Maintaining Qualifications Program (MQP)

The Maintaining Qualifications Program is a FINRA program that lets eligible former registered persons keep certain qualifications current through annual continuing education.

Updated

May 20, 2026

Read time

3 min read

What Is the Maintaining Qualifications Program (MQP)?

The Maintaining Qualifications Program, or MQP, is a FINRA program that gives eligible former registered persons a way to maintain certain securities qualifications after their registration ends. Participants complete annual continuing education instead of immediately losing the practical value of prior qualification exams after the normal registration lapse period.

The MQP does not let someone act as a registered representative or principal while they are not registered with a firm. It preserves eligible qualifications for a limited period so the person may be able to return to the industry without retaking qualifying exams.

Key Takeaways

  • The MQP applies to eligible people whose representative or principal registrations have terminated.
  • Participants complete annual continuing education to maintain certain qualifications.
  • The program can extend the period in which a person may reregister without requalifying by exam.
  • MQP participation does not authorize securities business while the person is unregistered.

How the MQP Works

When an eligible registration category terminates, a person may elect to participate in the MQP through FINRA's systems. Once enrolled, the person must complete assigned continuing education and meet program conditions.

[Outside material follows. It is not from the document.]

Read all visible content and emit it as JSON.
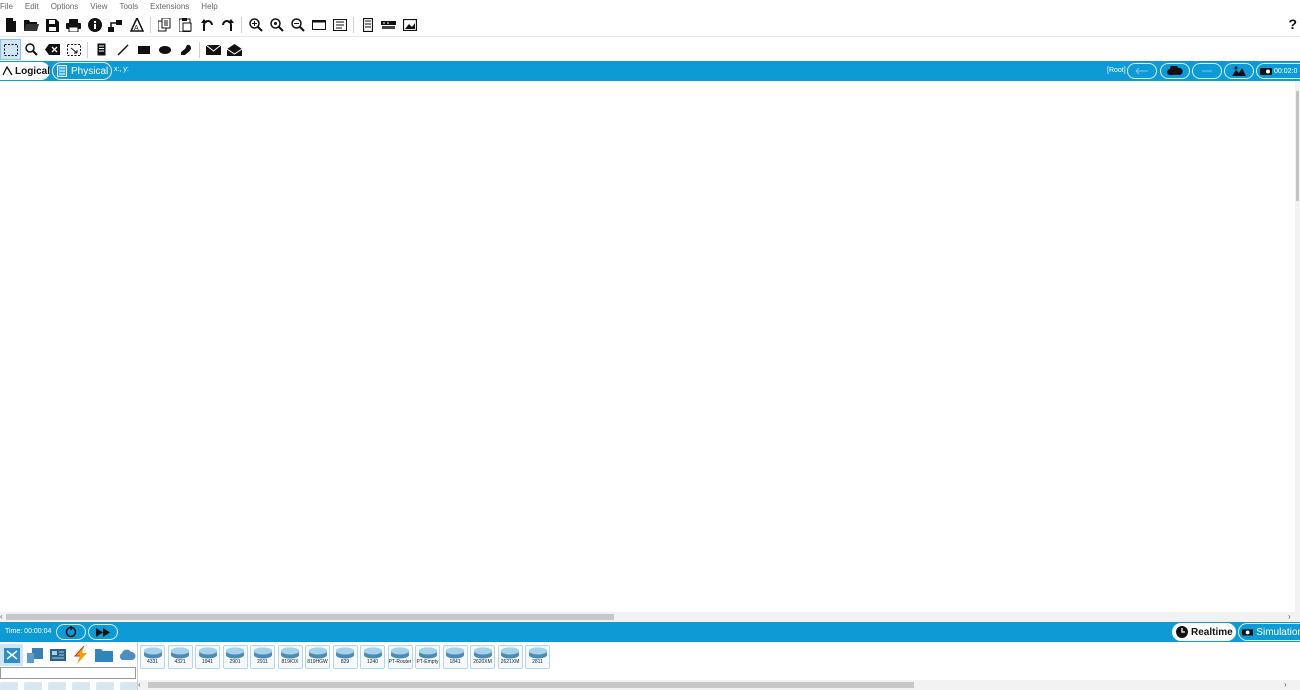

FINRA describes the MQP as an alternative way to stay current on regulatory and securities knowledge after leaving a registered role.

The program is especially relevant for people who leave a broker-dealer, step out of the industry temporarily, or move into a nonregistered role but may later return. Without an available maintenance path, a person may have to retake exams or seek a waiver after too much time passes.

What the MQP Does and Does Not Do

MQP feature

Practical meaning

Maintains qualifications

Helps preserve eligible exam qualifications for a limited period.

Requires annual CE

Participants must complete assigned learning to stay eligible.

Does not create registration

A participant still cannot act in a registered capacity without proper registration.

Has eligibility conditions

Not every exam, registration, or former registrant qualifies.

Eligibility and Practical Limits

The MQP is useful because securities qualification exams can represent a meaningful career investment. But the program is not a universal license-holding tool. Eligibility depends on the registration category, timing, prior status, and continued compliance with program conditions.

Individuals should also distinguish FINRA's MQP from similar state-level or NASAA exam-validity programs. A person returning to the industry may still need a sponsoring firm, Form U4 filing, state registration, background review, and other approvals.

The Bottom Line

The MQP helps eligible former securities professionals preserve certain qualifications through annual continuing education. It can make a return to the industry easier, but it does not replace registration or permit unregistered securities activity.